Canadian veterans' settlement scheme

The Soldier Settlement Board was established in Canada in 1917 to assist returned servicemen in setting up farms.

The Board would give assistance to any man who had served abroad with the Canadian Expeditionary Force, to any former Canadian serviceman who had not left Canada but was in receipt of a service pension, to any member of the Imperial, Dominion or Allied forces who had lived in Canada before the war, or to any member of the Imperial or Dominion forces who had served outside their own country and who had since emigrated to Canada. The last category was required to first work on a Canadian farm for a time to prove that they had the capability to farm on their own, to have sufficient working capital to establish themselves, and to make a down payment of 20 per cent for land, stock, implements and buildings.
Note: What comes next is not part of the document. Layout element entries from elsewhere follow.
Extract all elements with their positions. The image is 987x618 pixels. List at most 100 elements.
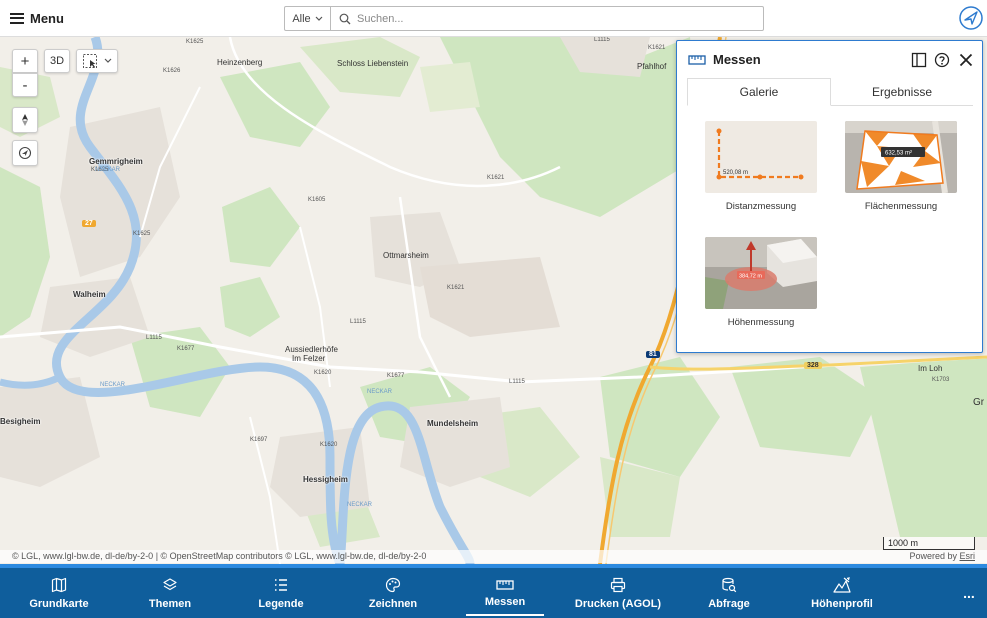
close-icon[interactable] bbox=[958, 52, 974, 68]
search-icon bbox=[339, 13, 351, 24]
hamburger-icon bbox=[10, 12, 24, 24]
powered-by-label: Powered by bbox=[909, 551, 957, 561]
road-label: L1115 bbox=[509, 379, 525, 385]
road-label: K1625 bbox=[133, 231, 151, 237]
menu-button[interactable]: Menu bbox=[10, 8, 64, 28]
list-icon bbox=[275, 578, 287, 591]
road-label: K1620 bbox=[320, 442, 338, 448]
selection-icon bbox=[83, 54, 97, 68]
app-logo-icon[interactable] bbox=[959, 6, 983, 30]
road-shield: 328 bbox=[804, 362, 822, 369]
esri-link[interactable]: Esri bbox=[960, 551, 976, 561]
search-scope-label: Alle bbox=[292, 12, 311, 25]
gallery-item-distance[interactable]: 520,08 m Distanzmessung bbox=[705, 121, 817, 212]
nav-messen[interactable]: Messen bbox=[466, 568, 544, 618]
search-input[interactable] bbox=[357, 12, 737, 25]
zoom-in-label: + bbox=[20, 52, 30, 70]
gallery-item-label: Distanzmessung bbox=[725, 201, 797, 212]
road-shield: 27 bbox=[82, 220, 96, 227]
road-label: K1621 bbox=[487, 175, 505, 181]
nav-label: Höhenprofil bbox=[811, 597, 873, 610]
place-label: Ottmarsheim bbox=[383, 251, 429, 260]
nav-abfrage[interactable]: Abfrage bbox=[700, 568, 758, 618]
more-button[interactable]: ... bbox=[956, 568, 982, 618]
gallery-item-label: Flächenmessung bbox=[864, 201, 938, 212]
road-label: K1677 bbox=[387, 373, 405, 379]
nav-label: Drucken (AGOL) bbox=[574, 597, 662, 610]
nav-drucken[interactable]: Drucken (AGOL) bbox=[572, 568, 664, 618]
chevron-down-icon bbox=[104, 58, 112, 63]
zoom-in-button[interactable]: + bbox=[12, 49, 38, 73]
map-icon bbox=[51, 577, 67, 592]
top-bar: Menu Alle bbox=[0, 0, 987, 37]
gallery-item-height[interactable]: 384,72 m Höhenmessung bbox=[705, 237, 817, 328]
search-scope-select[interactable]: Alle bbox=[285, 7, 331, 30]
place-label: Im Loh bbox=[918, 364, 943, 373]
printer-icon bbox=[610, 577, 626, 592]
zoom-out-label: - bbox=[22, 76, 28, 94]
road-label: K1620 bbox=[314, 370, 332, 376]
panel-tabs: Galerie Ergebnisse bbox=[687, 78, 973, 106]
nav-label: Grundkarte bbox=[29, 597, 89, 610]
nav-zeichnen[interactable]: Zeichnen bbox=[362, 568, 424, 618]
compass-button[interactable] bbox=[12, 107, 38, 133]
road-label: K1605 bbox=[308, 197, 326, 203]
tab-ergebnisse[interactable]: Ergebnisse bbox=[831, 78, 973, 105]
river-label: NECKAR bbox=[100, 382, 126, 388]
road-label: K1621 bbox=[648, 45, 666, 51]
measure-panel: Messen Galerie Ergebnisse 520,08 m Dista… bbox=[676, 40, 983, 353]
dock-panel-icon[interactable] bbox=[911, 52, 927, 68]
panel-title: Messen bbox=[713, 52, 761, 67]
selection-tool-button[interactable] bbox=[76, 49, 118, 73]
place-label: Im Felzer bbox=[292, 354, 326, 363]
place-label: Gemmrigheim bbox=[89, 157, 143, 166]
nav-legende[interactable]: Legende bbox=[250, 568, 312, 618]
view-3d-label: 3D bbox=[49, 55, 65, 67]
palette-icon bbox=[385, 577, 401, 592]
elevation-profile-icon bbox=[833, 576, 851, 593]
gallery-item-label: Höhenmessung bbox=[727, 317, 795, 328]
ruler-icon bbox=[496, 579, 514, 590]
road-label: K1621 bbox=[447, 285, 465, 291]
road-label: L1115 bbox=[594, 37, 610, 43]
powered-by: Powered by Esri bbox=[909, 551, 975, 561]
river-label: NECKAR bbox=[367, 389, 393, 395]
distance-value: 520,08 m bbox=[723, 170, 748, 176]
zoom-out-button[interactable]: - bbox=[12, 73, 38, 97]
place-label: Gr bbox=[973, 397, 985, 408]
nav-themen[interactable]: Themen bbox=[140, 568, 200, 618]
gallery-item-area[interactable]: 632,53 m² Flächenmessung bbox=[845, 121, 957, 212]
place-label: Walheim bbox=[73, 290, 106, 299]
nav-label: Legende bbox=[258, 597, 304, 610]
map-attribution: © LGL, www.lgl-bw.de, dl-de/by-2-0 | © O… bbox=[0, 550, 987, 563]
height-thumbnail: 384,72 m bbox=[705, 237, 817, 309]
tab-galerie[interactable]: Galerie bbox=[687, 78, 831, 106]
view-3d-button[interactable]: 3D bbox=[44, 49, 70, 73]
attribution-text: © LGL, www.lgl-bw.de, dl-de/by-2-0 | © O… bbox=[12, 551, 427, 561]
layers-icon bbox=[163, 577, 177, 590]
ruler-icon bbox=[688, 55, 706, 65]
locate-icon bbox=[18, 146, 32, 160]
help-icon[interactable] bbox=[934, 52, 950, 68]
place-label: Schloss Liebenstein bbox=[337, 59, 409, 68]
query-icon bbox=[722, 577, 737, 592]
search-box: Alle bbox=[284, 6, 764, 31]
nav-label: Themen bbox=[148, 597, 192, 610]
place-label: Pfahlhof bbox=[637, 62, 667, 71]
place-label: Hessigheim bbox=[303, 475, 348, 484]
compass-icon bbox=[22, 114, 28, 126]
distance-thumbnail: 520,08 m bbox=[705, 121, 817, 193]
menu-label: Menu bbox=[30, 10, 64, 26]
river-label: NECKAR bbox=[95, 167, 121, 173]
road-label: K1625 bbox=[186, 39, 204, 45]
nav-label: Abfrage bbox=[708, 597, 750, 610]
nav-hoehenprofil[interactable]: Höhenprofil bbox=[806, 568, 878, 618]
place-label: Mundelsheim bbox=[427, 419, 479, 428]
nav-grundkarte[interactable]: Grundkarte bbox=[26, 568, 92, 618]
more-icon: ... bbox=[963, 585, 975, 601]
road-label: L1115 bbox=[350, 319, 366, 325]
height-value: 384,72 m bbox=[739, 274, 762, 280]
place-label: Besigheim bbox=[0, 417, 41, 426]
road-label: L1115 bbox=[146, 335, 162, 341]
locate-button[interactable] bbox=[12, 140, 38, 166]
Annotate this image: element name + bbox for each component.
Applicants for a loan were first investigated as to their fitness, moral character, assets and abilities. If they did not have sufficient farming experience, they could be asked to work on a farm first for a period, and until 1 May 1921 pay and allowances could be granted for such training, especially to men with families. Special training centers for this purpose were established in some places, but these were all closed in 1921.

By 1921, nearly 60,000 applications for loans had been made, of which 43,000 had been deemed suitable. Loans were made at 5 per cent interest. They were repayable in six annual installments in the case of loans for stock and equipment and in 25 annual installments in the case of loans for land and buildings.

Loans on land to be purchased could be made up to a total of $7,500, including:
- up to $4,500 for land
- up to $2,000 for stock and equipment
- up to $1,000 for permanent improvements

Loans on land already owned by the applicant could be made up to a total of $5,000, including:
- up to $3,500 for removal of encumbrances
- up to $2,000 for stock and equipment
- up to $1,000 for permanent improvements

Alberta and Saskatchewan were the most popular provinces for settlement, followed by Manitoba, British Columbia and Ontario. There were far fewer applications for the other provinces.

All Dominion lands within 15 mi of a railway were reserved for veterans. In the three Prairie Provinces, every eligible soldier was entitled to a grant of 160 acre and also had the right of any civilian to homestead a further 160 acre.

Other Dominion lands were also opened for settlement, including Forest Reserves and Indian reserves.

All settlers helped by the Soldier Settlement Board were regularly visited by field supervisors to check on their progress and give advice. A Home Service Branch was established to give help and advice to wives, including free courses in home economics and farm subjects.